Conditional Cauchy-Schwarz Divergence for Time Series Analysis: Kernelized Estimation and Applications in Clustering and Fraud Detection

We study the conditional Cauchy-Schwarz divergence (C-CSD) as a symmetric and density-free measure for time series analysis. We derive a practical kernel based estimator using radial basis function kernels on both the condition and output spaces, together with numerical stabilizations including a symmetric logarithmic form with an epsilon ridge and a robust bandwidth selection rule based on the interquartile range. Median heuristic bandwidths are applied to window vectors, and effective rank filtering is used to avoid degenerate kernels. We demonstrate the framework in two applications. In time series clustering, conditioning on the time index and comparing scalar series values yields a pairwise C-CSD dissimilarity.
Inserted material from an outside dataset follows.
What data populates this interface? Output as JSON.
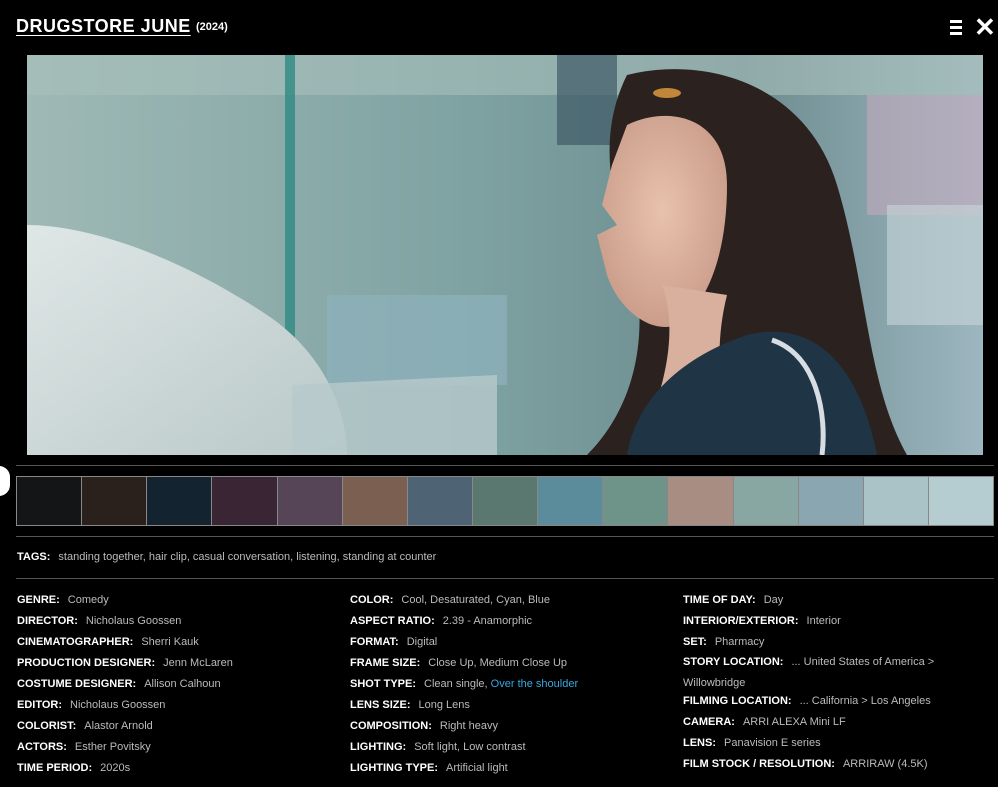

Bandwidths are selected on the training split, after which precomputed distance k-medoids clustering is performed on the test split and evaluated using normalized mutual information. In fraud detection, conditioning on sliding transaction windows and comparing the magnitude of value changes with categorical and merchant change indicators, each query window is scored by contrasting a global normal reference mixture against a same account local history mixture with recency decay and change flag weighting. Account level decisions are obtained by aggregating window scores using the maximum value. Experiments on benchmark time series datasets and a transactional fraud detection dataset demonstrate stable estimation and effective performance under a strictly leak free evaluation protocol.